Comment peut-on être convaincue, Madame, que cette mission qui est la vôtre de « veiller au bien être du personnel et à l’amélioration constante des soins dans le cadre de la démarche qualité et pour le bénéfice des patients » peut être accomplie ? À la veille du mois d’octobre, beaucoup d’entre nous ne savent toujours pas à quoi ressemblera le mois prochain. Nos plannings ne le permettent pas. En effet, depuis quelques temps déjà, nos semaines de travail s’organisent au jour le jour, sans possibilité pour nous d’avoir une quelconque visibilité sur l’avenir proche. Nous avons beau revenir sans cesse vers nos supérieurs hiérarchiques, il semble que nos réclamations restent lettre morte.

« Vous avez largement abusé de notre dévouement »

Ne croyez pourtant pas, Madame, que ces questionnements soient le fruit d’une démotivation de notre part vis à vis de notre profession, qui est avant tout une vocation. Nous aimons notre métier et n’hésitons pas à lui consacrer le plus clair de notre temps. Renoncer à des jours de repos qui nous sont enlevés sans nous prévenir (comme c’est le cas pour beaucoup d’entre nous en octobre), remplacer des collègues au pied levé, adapter nos emplois du temps en fonction de ce qui arrange chacun ou chacune : voilà notre quotidien. Nous l’avons par le passé accepté, en ayant conscience des difficultés que rencontrait notre hôpital. Toutefois, notre disponibilité trouve ses limites là où commence notre vie privée. Nous n’admettons pas qu’à l’approche de cette fin d’année, la plupart d’entre nous ne puisse pas s’organiser en fonction de leur emploi du temps. Nous sommes perpétuellement maintenus dans le flou, dans l’hésitation, dans le non-dit, dans le non-respect de nos droits. Vous dire que nous sommes exaspérés est un euphémisme. En outre, les heures supplémentaires sont bien la preuve de notre engagement et de notre bonne volonté. Nous ne rechignons jamais à la nécessité de travailler plus, et ne nous accordons pas le luxe de négliger nos patients. Or, vous avez largement abusé de notre dévouement pour la profession, et de la solidarité que nous avons tous envers nos collègues.

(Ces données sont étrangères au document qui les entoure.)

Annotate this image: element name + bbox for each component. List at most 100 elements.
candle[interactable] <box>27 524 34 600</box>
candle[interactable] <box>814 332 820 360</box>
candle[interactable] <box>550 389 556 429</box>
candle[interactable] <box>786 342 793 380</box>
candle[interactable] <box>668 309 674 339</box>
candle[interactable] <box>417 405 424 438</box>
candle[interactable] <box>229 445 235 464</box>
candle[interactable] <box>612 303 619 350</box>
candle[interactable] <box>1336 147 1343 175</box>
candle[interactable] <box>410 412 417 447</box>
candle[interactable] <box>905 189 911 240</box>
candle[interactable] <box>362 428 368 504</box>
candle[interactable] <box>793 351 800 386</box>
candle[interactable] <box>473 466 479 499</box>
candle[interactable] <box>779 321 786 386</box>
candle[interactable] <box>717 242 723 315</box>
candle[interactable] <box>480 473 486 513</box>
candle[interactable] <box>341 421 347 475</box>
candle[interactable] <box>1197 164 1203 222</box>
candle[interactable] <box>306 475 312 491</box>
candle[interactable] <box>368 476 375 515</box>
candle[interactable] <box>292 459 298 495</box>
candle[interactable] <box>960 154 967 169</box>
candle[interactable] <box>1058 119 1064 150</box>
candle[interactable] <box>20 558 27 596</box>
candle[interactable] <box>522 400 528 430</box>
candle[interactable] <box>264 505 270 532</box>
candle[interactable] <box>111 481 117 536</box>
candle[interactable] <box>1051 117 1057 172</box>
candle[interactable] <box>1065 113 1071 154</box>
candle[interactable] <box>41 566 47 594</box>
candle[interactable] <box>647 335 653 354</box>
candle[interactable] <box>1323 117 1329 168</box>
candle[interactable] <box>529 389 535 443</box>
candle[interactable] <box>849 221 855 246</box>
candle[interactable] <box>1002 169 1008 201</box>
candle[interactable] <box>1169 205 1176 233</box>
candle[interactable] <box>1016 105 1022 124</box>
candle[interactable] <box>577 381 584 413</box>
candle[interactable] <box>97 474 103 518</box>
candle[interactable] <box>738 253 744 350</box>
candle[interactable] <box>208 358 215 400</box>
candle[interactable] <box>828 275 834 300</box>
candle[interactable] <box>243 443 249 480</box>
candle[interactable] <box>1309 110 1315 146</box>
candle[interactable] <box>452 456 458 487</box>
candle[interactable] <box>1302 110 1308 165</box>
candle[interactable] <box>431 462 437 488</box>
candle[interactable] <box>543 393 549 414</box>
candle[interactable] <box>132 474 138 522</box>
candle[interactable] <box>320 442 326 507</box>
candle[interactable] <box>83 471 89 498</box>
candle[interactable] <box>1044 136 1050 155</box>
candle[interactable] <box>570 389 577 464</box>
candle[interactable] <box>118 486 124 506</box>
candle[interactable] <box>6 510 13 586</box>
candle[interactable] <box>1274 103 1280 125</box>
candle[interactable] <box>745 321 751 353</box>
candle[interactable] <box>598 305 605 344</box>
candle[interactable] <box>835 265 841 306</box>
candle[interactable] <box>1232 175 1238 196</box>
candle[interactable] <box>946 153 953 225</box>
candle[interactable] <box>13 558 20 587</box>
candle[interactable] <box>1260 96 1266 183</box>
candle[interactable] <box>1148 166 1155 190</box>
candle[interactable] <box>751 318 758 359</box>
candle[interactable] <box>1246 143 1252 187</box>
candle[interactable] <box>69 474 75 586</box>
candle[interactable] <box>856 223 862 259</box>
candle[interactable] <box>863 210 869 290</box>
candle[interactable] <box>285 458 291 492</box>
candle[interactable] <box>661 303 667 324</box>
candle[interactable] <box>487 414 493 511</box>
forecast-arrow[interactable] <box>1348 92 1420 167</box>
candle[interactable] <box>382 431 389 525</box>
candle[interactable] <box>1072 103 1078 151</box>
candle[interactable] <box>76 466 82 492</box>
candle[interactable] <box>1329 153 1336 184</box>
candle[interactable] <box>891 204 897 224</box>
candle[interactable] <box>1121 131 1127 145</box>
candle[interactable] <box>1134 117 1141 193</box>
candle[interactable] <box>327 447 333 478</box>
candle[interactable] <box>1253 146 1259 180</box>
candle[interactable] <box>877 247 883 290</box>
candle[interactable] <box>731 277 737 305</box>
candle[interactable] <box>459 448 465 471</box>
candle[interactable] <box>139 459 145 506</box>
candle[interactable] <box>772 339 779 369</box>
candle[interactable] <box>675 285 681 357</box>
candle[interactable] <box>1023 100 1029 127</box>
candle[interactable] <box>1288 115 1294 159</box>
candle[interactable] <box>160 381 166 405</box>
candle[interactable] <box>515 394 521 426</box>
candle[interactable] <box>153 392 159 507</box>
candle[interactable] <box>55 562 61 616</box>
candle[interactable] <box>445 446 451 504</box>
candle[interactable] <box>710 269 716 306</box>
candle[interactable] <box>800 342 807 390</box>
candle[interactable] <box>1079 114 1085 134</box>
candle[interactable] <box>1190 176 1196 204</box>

Nous sommes abîmés et le sentiment de venir au travail avec la boule au ventre ou à reculons est nouveau pour nous et très déstabilisant. Ce sentiment s’ajoute à l’indigence organisationnelle de nos plannings ; vous comprendrez donc notre impatience. Ces quelques revendications ne sont qu’une demande de respect de nos droits du travail et de la dignité de nos patients et de nos équipes. Savoir de quoi sera faite la semaine prochaine ou offrir une qualité de soins aux Chinonais en 2020 est loin de nous paraitre un concept difficilement compréhensible, et cette réalité nous est pourtant aujourd’hui refusée. Enfin, il est quand même insensé de venir quémander des moyens humains auprès de vous et de votre équipe lors d’une réunion, de vous faire part d’autant de détresse de votre personnel, dont le seul but est de bien soigner ! et de se retrouver encore une fois sans réponses, face à un mutisme sans considération apparente à nos interrogations. En espérant que ce message saura trouver écho auprès de vous, et que vous saurez prendre les mesures nécessaires pour soulager nos conditions de travail de nuit. Merci d’avance.